There has been a lot of discussion comparing today's economic climate with that of the Depression. The more I listen to the discussion is the more I conclude that other than having similar types of dreadful economic statistics, we are in a completely new economic situation for which history cannot give us any pointers.
During the depression, America was still an industrial society producing goods and services. This helped to position the U.S. for dependable growth through World War II and beyond. American companies created goods and services right here at home and much of the actions taken by FDR and the government to address the economic woes were executed in a protected national economy that was not intertwined completely with the rest of the world as it is now. The last vestiges of American companies and American products are also under siege; there is a lot more competition in the world and right now it appears that American goods and services are not holding up as well.
For most of the 1900s, America was a producer of goods and services exported all over the world.
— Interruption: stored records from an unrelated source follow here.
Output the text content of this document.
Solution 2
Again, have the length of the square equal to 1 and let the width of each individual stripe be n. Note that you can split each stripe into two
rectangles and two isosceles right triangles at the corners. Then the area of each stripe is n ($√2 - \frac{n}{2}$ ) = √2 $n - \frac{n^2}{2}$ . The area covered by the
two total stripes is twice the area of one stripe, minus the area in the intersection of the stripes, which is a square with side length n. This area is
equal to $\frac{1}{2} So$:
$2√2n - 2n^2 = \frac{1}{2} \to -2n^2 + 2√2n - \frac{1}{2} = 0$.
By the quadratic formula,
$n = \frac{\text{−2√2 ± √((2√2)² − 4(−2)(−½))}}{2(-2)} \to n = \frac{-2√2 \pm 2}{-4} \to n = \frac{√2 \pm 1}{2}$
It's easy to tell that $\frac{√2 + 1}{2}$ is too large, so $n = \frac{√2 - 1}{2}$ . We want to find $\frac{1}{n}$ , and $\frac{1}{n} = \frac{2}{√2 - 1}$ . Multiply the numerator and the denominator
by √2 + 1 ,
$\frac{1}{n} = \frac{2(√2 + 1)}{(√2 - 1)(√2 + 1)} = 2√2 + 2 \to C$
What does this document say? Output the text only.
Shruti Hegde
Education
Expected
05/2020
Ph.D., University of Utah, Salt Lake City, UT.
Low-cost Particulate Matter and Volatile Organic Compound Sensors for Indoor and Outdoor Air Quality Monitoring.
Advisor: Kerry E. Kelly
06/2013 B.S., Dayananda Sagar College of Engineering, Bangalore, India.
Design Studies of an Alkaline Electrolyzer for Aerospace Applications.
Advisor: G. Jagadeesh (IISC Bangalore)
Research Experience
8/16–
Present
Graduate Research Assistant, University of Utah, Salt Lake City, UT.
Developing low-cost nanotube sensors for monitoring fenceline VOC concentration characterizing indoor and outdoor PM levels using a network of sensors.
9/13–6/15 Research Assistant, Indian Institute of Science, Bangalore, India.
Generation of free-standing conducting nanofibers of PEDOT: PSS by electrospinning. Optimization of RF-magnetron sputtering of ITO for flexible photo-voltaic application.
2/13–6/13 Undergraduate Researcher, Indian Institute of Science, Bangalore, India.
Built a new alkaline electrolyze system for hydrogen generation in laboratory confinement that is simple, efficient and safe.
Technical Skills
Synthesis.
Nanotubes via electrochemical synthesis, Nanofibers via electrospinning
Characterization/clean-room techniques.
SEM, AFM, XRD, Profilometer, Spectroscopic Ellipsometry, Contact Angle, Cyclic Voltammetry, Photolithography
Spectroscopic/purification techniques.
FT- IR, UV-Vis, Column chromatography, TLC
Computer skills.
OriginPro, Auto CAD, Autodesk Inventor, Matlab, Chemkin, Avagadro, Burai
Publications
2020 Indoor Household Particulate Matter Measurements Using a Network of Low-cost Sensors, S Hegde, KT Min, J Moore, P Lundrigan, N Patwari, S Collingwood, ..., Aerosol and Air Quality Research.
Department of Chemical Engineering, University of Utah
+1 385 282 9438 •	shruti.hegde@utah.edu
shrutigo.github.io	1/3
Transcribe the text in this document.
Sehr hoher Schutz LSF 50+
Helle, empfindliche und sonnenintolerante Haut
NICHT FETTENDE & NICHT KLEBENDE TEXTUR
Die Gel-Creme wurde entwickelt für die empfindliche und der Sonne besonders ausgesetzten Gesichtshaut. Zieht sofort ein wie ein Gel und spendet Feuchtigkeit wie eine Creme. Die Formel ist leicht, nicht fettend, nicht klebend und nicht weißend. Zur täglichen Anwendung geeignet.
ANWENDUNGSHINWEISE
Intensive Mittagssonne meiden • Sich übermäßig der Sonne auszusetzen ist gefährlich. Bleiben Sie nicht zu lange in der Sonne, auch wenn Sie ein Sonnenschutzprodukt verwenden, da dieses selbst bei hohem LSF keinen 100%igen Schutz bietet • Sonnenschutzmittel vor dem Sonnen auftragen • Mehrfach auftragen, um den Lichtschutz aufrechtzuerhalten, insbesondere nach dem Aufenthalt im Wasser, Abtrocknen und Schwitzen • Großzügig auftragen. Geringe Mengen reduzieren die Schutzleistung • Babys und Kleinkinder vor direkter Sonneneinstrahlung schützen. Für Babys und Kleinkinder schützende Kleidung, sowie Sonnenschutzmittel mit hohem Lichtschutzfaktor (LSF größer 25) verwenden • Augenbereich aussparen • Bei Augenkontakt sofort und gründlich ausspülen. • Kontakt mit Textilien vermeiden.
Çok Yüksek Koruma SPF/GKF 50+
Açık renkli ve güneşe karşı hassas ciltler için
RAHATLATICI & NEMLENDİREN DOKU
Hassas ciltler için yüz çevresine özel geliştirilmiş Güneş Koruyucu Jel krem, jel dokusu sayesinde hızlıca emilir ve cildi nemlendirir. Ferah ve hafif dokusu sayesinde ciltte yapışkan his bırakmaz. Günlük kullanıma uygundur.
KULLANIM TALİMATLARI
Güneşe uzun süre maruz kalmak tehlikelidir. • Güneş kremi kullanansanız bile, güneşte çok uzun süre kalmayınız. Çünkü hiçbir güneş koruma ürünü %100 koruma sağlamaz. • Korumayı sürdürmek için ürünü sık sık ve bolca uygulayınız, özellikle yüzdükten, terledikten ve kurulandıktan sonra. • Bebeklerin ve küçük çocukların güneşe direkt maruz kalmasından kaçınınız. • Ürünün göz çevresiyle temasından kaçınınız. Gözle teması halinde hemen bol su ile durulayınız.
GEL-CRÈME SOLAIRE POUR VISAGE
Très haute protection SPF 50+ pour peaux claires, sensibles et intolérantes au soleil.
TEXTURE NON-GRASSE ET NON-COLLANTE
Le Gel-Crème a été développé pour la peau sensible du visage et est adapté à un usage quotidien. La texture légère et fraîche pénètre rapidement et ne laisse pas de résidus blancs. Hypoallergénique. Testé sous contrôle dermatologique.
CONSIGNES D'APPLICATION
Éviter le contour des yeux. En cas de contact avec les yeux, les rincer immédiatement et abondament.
Now, America imports more goods that it exports and has moved away from a producer society to a consumer society; somewhere along the line America stopped producing goods and started producing consumers. Clearly, this has not been a good development. Now, consumer spending is at 70% of GDP; the consumer has to start spending again for the economy to stabilize and in order for the economy to grow, consumers have to spend even more to keep the cogs turning.
Unfortunately, as the downturn continues to go from bad to worse, the consumer is now forced to live within their means and/or saving cash as they vie for survival. Who knew that saving would be referred to as bad for the economy? When I was growing up, saving was an integral part of fiscal responsibility and lauded as a noble goal for all who were serious about moving up in the world. Now, saving is a dirty word. All who are saving are not spending and without spending, we have no economy.
The solutions that are currently being implemented are for this purpose, to get more money into the pocket of the consumer and get more money flowing for the consumer to borrow and spend. In a $14 trillion dollar economy, consumer spending accounts for nearly $10 trillion if the numbers are right. What will replace the decline in consumer spending and lift the economy?
I'm not sure Depression-era solutions will hold up in this new global economy.We need a new set of industries if we are to have firm footing again. Throwing trillions of dollars at the financial institutions and a few select industries may help to get us back to where we were. However, I don't think America should be looking backwards to restore an economy that I believe is breathing its last gasps. Consumer spending should not be the keys to America's future success.